Third-party, or alternative capital is unlikely to have a meaningful influence on potential reinsurance rate increases at the key January 1st, 2021 renewals season, according to Brian Schneider, Senior Director, Global Head of Reinsurance, Fitch Ratings.
Speaking during the rating agency’s recently held webinar, which examined global reinsurers at the mid-year with a view to the renewals, Schneider suggested that it was going to be challenging for alternative capital come January.
“I don’t expect it to be a strong influence, we’ve seen the amount of alternative capital out there decline in recent periods and I think that will continue into January,” said Schneider.
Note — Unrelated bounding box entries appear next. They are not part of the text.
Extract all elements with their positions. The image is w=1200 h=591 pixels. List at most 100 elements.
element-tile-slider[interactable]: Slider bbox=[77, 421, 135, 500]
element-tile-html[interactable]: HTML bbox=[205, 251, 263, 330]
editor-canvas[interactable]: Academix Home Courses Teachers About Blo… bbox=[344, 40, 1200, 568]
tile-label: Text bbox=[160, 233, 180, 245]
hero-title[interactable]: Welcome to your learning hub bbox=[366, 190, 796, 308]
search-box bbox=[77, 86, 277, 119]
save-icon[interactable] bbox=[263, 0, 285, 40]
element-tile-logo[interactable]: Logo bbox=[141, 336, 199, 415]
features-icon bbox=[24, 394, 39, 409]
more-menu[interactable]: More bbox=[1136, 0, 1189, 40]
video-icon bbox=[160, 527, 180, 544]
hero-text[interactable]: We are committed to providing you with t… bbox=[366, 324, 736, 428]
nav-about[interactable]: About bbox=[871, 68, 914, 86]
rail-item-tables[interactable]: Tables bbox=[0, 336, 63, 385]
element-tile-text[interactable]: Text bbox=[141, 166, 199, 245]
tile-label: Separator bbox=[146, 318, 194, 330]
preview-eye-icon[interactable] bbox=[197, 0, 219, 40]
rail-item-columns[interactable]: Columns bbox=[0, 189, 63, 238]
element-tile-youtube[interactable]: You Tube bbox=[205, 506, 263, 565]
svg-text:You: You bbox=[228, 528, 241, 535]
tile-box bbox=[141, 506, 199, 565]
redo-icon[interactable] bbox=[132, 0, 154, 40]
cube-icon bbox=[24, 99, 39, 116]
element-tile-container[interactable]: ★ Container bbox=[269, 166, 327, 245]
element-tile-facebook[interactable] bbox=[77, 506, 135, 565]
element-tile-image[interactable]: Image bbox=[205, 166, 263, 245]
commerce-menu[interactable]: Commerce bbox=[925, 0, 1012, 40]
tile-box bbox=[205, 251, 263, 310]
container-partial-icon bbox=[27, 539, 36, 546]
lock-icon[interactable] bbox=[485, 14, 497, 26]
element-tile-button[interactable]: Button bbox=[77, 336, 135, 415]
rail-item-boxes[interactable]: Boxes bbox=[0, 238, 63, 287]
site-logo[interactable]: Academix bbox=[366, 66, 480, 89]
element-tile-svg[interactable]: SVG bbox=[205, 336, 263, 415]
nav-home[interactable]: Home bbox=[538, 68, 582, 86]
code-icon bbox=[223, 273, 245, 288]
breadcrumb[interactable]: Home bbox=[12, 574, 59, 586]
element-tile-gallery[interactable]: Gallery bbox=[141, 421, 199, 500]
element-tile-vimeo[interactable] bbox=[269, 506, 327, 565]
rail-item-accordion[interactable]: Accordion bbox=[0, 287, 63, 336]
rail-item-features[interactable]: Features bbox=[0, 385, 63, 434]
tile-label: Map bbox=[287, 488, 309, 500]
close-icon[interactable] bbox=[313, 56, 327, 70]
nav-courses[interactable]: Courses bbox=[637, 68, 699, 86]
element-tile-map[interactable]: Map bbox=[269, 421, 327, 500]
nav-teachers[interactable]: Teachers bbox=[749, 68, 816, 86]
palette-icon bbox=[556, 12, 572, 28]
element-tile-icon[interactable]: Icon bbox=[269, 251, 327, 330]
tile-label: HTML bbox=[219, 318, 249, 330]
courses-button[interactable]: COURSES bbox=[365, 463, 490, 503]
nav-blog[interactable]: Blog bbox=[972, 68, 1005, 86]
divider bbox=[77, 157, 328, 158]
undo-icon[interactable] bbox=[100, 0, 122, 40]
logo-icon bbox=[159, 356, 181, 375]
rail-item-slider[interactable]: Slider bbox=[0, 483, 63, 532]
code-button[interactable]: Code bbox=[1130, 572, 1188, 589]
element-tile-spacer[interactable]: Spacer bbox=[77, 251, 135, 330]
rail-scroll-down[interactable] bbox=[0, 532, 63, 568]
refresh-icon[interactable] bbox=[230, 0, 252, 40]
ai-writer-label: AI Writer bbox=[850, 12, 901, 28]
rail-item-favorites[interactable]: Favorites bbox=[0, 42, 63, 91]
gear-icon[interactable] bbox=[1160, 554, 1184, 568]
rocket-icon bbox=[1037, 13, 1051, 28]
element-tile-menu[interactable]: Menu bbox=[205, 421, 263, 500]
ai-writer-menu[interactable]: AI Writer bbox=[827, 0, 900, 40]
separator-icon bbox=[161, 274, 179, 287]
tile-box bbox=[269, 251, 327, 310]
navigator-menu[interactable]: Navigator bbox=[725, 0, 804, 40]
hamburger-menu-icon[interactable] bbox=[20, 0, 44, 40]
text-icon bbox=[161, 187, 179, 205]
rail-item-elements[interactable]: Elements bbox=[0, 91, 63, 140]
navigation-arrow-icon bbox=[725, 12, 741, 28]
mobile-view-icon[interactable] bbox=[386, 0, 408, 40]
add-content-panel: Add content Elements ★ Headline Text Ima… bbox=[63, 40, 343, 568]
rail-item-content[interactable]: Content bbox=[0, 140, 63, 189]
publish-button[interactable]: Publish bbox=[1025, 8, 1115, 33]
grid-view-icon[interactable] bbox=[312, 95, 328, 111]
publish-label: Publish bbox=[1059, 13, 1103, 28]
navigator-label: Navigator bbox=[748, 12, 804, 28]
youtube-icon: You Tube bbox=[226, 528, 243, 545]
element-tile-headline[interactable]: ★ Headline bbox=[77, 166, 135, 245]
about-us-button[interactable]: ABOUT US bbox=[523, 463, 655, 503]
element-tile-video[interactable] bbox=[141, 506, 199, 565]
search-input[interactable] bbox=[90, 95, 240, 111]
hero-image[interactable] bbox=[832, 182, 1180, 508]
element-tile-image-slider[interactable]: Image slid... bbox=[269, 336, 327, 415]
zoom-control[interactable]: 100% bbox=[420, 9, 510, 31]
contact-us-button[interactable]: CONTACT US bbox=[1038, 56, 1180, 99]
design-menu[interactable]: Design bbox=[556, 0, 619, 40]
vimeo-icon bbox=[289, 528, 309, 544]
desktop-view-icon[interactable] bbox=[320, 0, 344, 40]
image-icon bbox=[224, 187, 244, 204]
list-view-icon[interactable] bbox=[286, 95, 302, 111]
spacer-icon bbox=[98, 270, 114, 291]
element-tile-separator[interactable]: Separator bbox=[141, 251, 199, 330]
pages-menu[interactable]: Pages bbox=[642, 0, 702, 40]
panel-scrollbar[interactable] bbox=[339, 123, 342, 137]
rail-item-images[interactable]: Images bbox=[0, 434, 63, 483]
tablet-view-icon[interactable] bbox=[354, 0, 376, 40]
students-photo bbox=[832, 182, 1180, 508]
According to insurance and reinsurance broker Aon, alternative reinsurance capital declined by 4% in the first-quarter of 2020 after returning to growth in the final quarter of last year.
“We are hearing about new funds coming up with additional capital that could come into play, as well as some additional traditional capital as well. But, I think what we’re seeing is that collateralised re has been having difficulties as investors get a little bit more scrutiny on whether they want to have another year of trapped capital,” continued Schneider.
Industry analysis suggests some $15 billion of trapped capital, and Schneider feels that this has likely caused some concern for investors in the insurance-linked securities (ILS) space as losses continued to mount, sometimes from unexpected areas.
“So, from a collateralised re standpoint, I think that’s going to be down,” he said.
Schneider was more positive on the near-term outlook for the catastrophe bond marketplace, which has rebounded in recent months after a lull during the height of the COVID-19 outbreak.
“There’s really a different dynamic involved with cat bonds, where they’re more specific on what their losses are going to be, and you’re not really going to see COVID-19 hit the cat bonds much.
“So, I think reinsurers should feel pretty good about the potential for rate increases coming through in January, and I don’t think the alternative capital is going to dampen that much. Maybe in the future at some point, but I think at this point, right now, it’s going to be challenging for the alternative capital come January,” said Schneider.